我有3个数据框,我已将它们合并为一个,并希望将数据框表示为嵌套字典/ json格式。
df1:其中包含有关患者的一般信息。
>>> df1 = pd.DataFrame({'PatientId' : [1,2], 'Gender' : ['M', 'F'], 'Marital_status':['married', 'unmarried']})
>>> df1
PatientId Gender Marital_status
1 M married
2 F unmarried
df2: 其中包含每次患者入院和诊断的详细信息。
>>> df2 = pd.DataFrame({'PatientId': [1,1,2,2], 'AdmissionId' : [1,2,1,2], 'Diagnosis_Code': ['DXS', 'SDE', 'DEF', 'ATR'], 'Stay_Duration' : [45,14,79,32]})
>>> df2
PatientId AdmissionId Diagnosis_Code Stay_Duration
1 1 DXS 45
1 2 SDE 14
2 1 DEF 79
2 2 ATR 32
df3: 该数据框包含每次入院患者的所有实验室睾丸报告。
>>> df3 = pd.DataFrame(
{
'PatientId':[1,1,1,1,1,1,1,1,2,2,2,2,2,2,2,2],
'AdmissionId' : [1,1,1,1,2,2,2,2,1,1,1,1,2,2,2,2],
'LabTest' : [1,1,2,2,1,1,2,2,1,1,2,2,1,1,2,2],
'LabName' : ['ABC', 'XYZ', 'ABC', 'XYZ', 'PQR', 'XYZ', 'ABC', 'XYZ', 'ABC', 'XYZ', 'ABC', 'XYZ', 'PQR', 'XYZ', 'ABC', 'PQR'],
'LabValue' : [5.7, 1.9, 5.6, 2.4, 5.7, 1.9, 5.6, 2.4, 5.7, 1.9, 5.6, 2.4, 5.7, 1.9, 5.6, 2.4],
'IsNormal' : [True, False, True, True, True, False, True, True, True, False, True, True, True, False, True, True]
}
)
>>> df3
PatientId AdmissionId LabTest LabName LabValue IsNormal
1 1 1 ABC 5.7 True
1 1 1 XYZ 1.9 False
1 1 2 ABC 5.6 True
1 1 2 XYZ 2.4 True
1 2 1 PQR 5.7 True
1 2 1 XYZ 1.9 False
1 2 2 ABC 5.6 True
1 2 2 XYZ 2.4 True
2 1 1 ABC 5.7 True
2 1 1 XYZ 1.9 False
2 1 2 ABC 5.6 True
2 1 2 XYZ 2.4 True
2 2 1 PQR 5.7 True
2 2 1 XYZ 1.9 False
2 2 2 ABC 5.6 True
2 2 2 PQR 2.4 True
我希望我的输出看起来像这样-
"PatientId" : 1
"Gender":M
"Marital_Status" : married
"AdmissionsInfo":
{
"AdmissionID": 1
"Diagnosis": DXS
"Stay_Duration" : 45
"lab reports" :
{
"labtest":1
"labinfo":
{
"labName":ABC
"labValue":5.6
"isNormal":True
},
{
"labName": XYZ
"labValue": 2.4
"isNormal": True
}
"labtest":2
"labinfo":
{
"labName":ABC
"labValue":5.7
"isNormal":True
},
{
"labName": XYZ
"labValue": 1.9
"isNormal":False
}
}
"AdmissionID": 2
"Diagnosis": SDE
"Stay_Duration" : 45
/
/
//
} end of patient 1's all admissions' info
"PatientId" : 2
"Gender": F
"Marital_Status" : unmarried
"AdmissionsInfo":
//
//
and so on }}}
答案 0 :(得分:0)
在下面找到完整的熊猫(尽管有冗余)解决方案。
首先将您的三个数据帧合并为一个被调用的df_merged
:
df_merged = df3.merge(df1, on="PatientId").merge(df2, on=["PatientId", "AdmissionId"])

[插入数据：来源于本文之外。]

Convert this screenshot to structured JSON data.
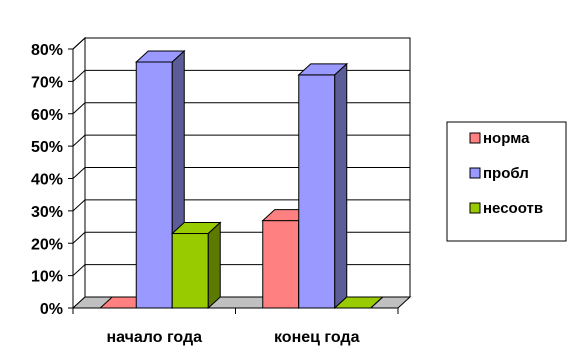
{
  "chart_data": {
    "type": "bar",
    "categories": [
      "начало года",
      "конец года"
    ],
    "series": [
      {
        "name": "норма",
        "values": [
          0,
          27
        ],
        "color": "#FF8080"
      },
      {
        "name": "пробл",
        "values": [
          76,
          72
        ],
        "color": "#9999FF"
      },
      {
        "name": "несоотв",
        "values": [
          23,
          0
        ],
        "color": "#99CC00"
      }
    ],
    "ylim": [
      0,
      80
    ],
    "yticks": [
      "0%",
      "10%",
      "20%",
      "30%",
      "40%",
      "50%",
      "60%",
      "70%",
      "80%"
    ],
    "grid": true,
    "legend": "right",
    "title": "",
    "xlabel": "",
    "ylabel": ""
  }
}
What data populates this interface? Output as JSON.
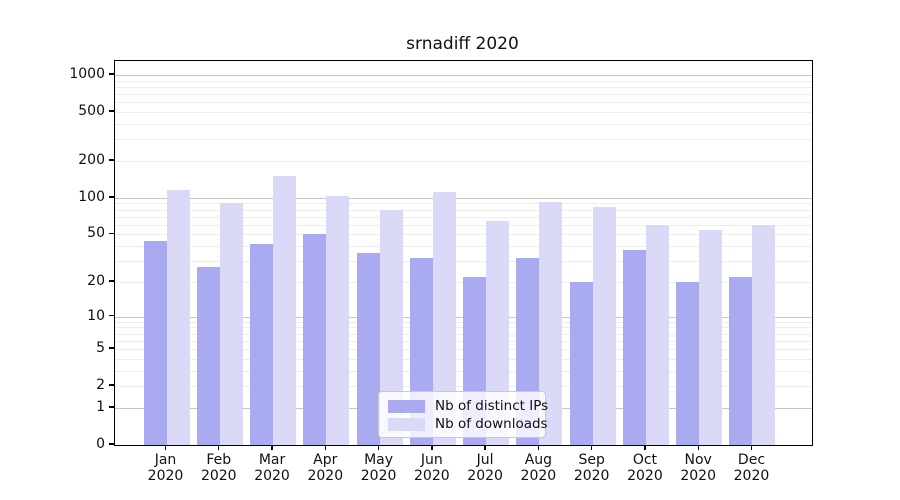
{
  "title": "srnadiff 2020",
  "chart_data": {
    "type": "bar",
    "title": "srnadiff 2020",
    "categories": [
      "Jan 2020",
      "Feb 2020",
      "Mar 2020",
      "Apr 2020",
      "May 2020",
      "Jun 2020",
      "Jul 2020",
      "Aug 2020",
      "Sep 2020",
      "Oct 2020",
      "Nov 2020",
      "Dec 2020"
    ],
    "series": [
      {
        "name": "Nb of distinct IPs",
        "color": "#aaaaf0",
        "values": [
          44,
          27,
          42,
          50,
          35,
          32,
          22,
          32,
          20,
          37,
          20,
          22
        ]
      },
      {
        "name": "Nb of downloads",
        "color": "#dadaf8",
        "values": [
          116,
          90,
          150,
          104,
          79,
          112,
          64,
          93,
          84,
          60,
          54,
          60
        ]
      }
    ],
    "xlabel": "",
    "ylabel": "",
    "yscale": "log1p",
    "yticks": [
      0,
      1,
      2,
      5,
      10,
      20,
      50,
      100,
      200,
      500,
      1000
    ],
    "ylim": [
      0,
      1300
    ],
    "grid": {
      "major_lines": [
        1,
        10,
        100,
        1000
      ],
      "minor_multipliers": [
        2,
        3,
        4,
        5,
        6,
        7,
        8,
        9
      ],
      "minor_decades": [
        1,
        10,
        100
      ]
    },
    "legend_position": "bottom-center"
  },
  "colors": {
    "bar_ips": "#aaaaf0",
    "bar_downloads": "#dadaf8",
    "major_grid": "#c6c6c6",
    "minor_grid": "#ededed",
    "axis": "#000000",
    "background": "#ffffff"
  }
}
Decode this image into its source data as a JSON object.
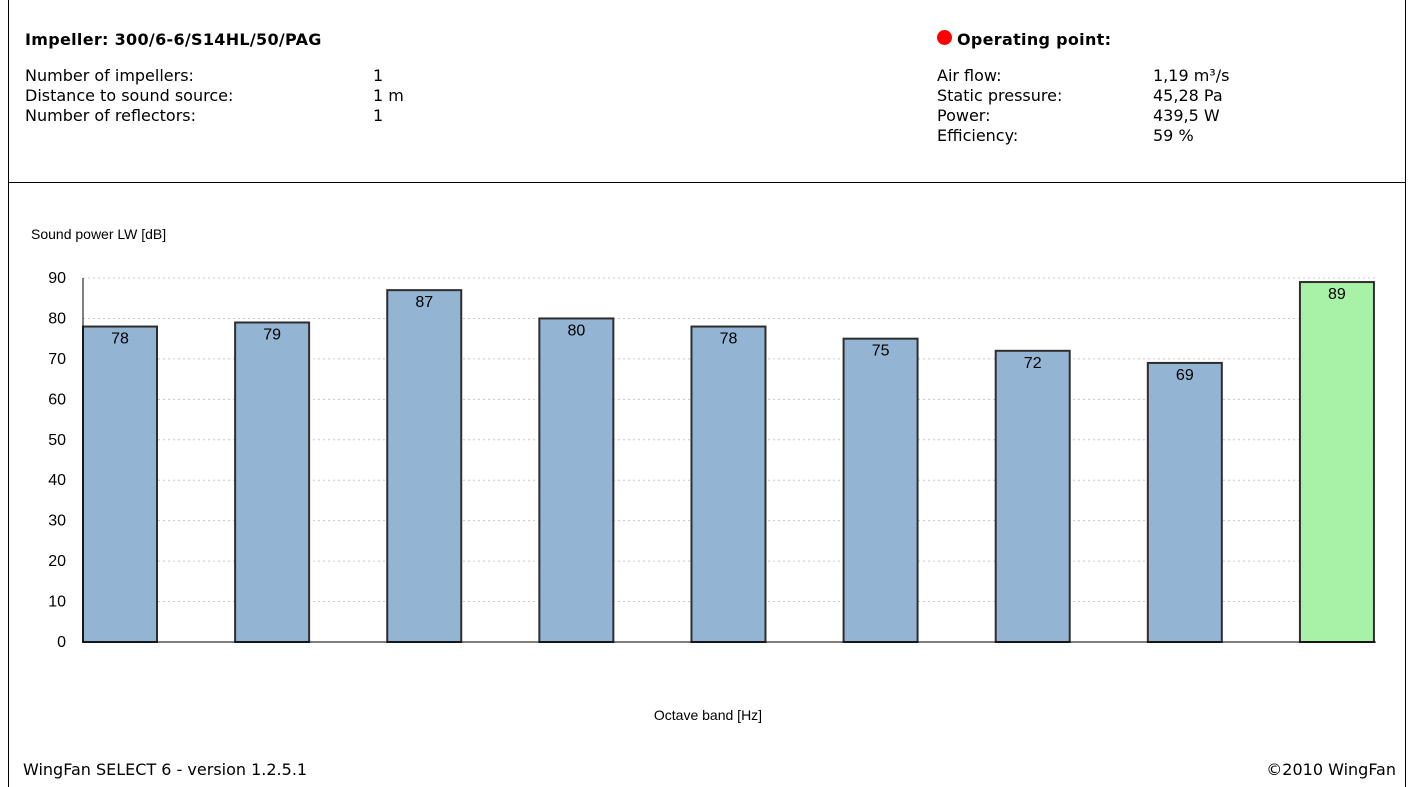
{
  "header": {
    "impeller_label": "Impeller:",
    "impeller_value": "300/6-6/S14HL/50/PAG",
    "left_rows": [
      {
        "label": "Number of impellers:",
        "value": "1"
      },
      {
        "label": "Distance to sound source:",
        "value": "1 m"
      },
      {
        "label": "Number of reflectors:",
        "value": "1"
      }
    ],
    "operating_title": "Operating point:",
    "operating_dot_color": "#ff0000",
    "right_rows": [
      {
        "label": "Air flow:",
        "value": "1,19 m³/s"
      },
      {
        "label": "Static pressure:",
        "value": "45,28 Pa"
      },
      {
        "label": "Power:",
        "value": "439,5 W"
      },
      {
        "label": "Efficiency:",
        "value": "59 %"
      }
    ]
  },
  "chart_data": {
    "type": "bar",
    "ylabel": "Sound power LW [dB]",
    "xlabel": "Octave band [Hz]",
    "ylim": [
      0,
      90
    ],
    "yticks": [
      0,
      10,
      20,
      30,
      40,
      50,
      60,
      70,
      80,
      90
    ],
    "grid": true,
    "values": [
      78,
      79,
      87,
      80,
      78,
      75,
      72,
      69,
      89
    ],
    "bar_colors": [
      "#93b4d3",
      "#93b4d3",
      "#93b4d3",
      "#93b4d3",
      "#93b4d3",
      "#93b4d3",
      "#93b4d3",
      "#93b4d3",
      "#a8f2a8"
    ]
  },
  "footer": {
    "left": "WingFan SELECT 6 - version 1.2.5.1",
    "right": "©2010 WingFan"
  }
}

现在创建您需要的层次结构(这部分很难看,但是很高兴收到有关它的反馈):
(df_merged.groupby(["PatientId", "Gender", "Marital_status", "AdmissionId", "Diagnosis_Code", "Stay_Duration", "LabTest"])
.apply(lambda x: x[["LabName", "LabValue", "IsNormal"]].to_dict("r"))
.reset_index()
.rename(columns={0:"LabInfo"})
.groupby(["PatientId", "Gender", "Marital_status", "AdmissionId", "Diagnosis_Code", "Stay_Duration"])
.apply(lambda x: x[["LabTest", "LabInfo"]].to_dict("r"))
.reset_index()
.rename(columns={0:"LabReports"})
.groupby(["PatientId", "Gender", "Marital_status"])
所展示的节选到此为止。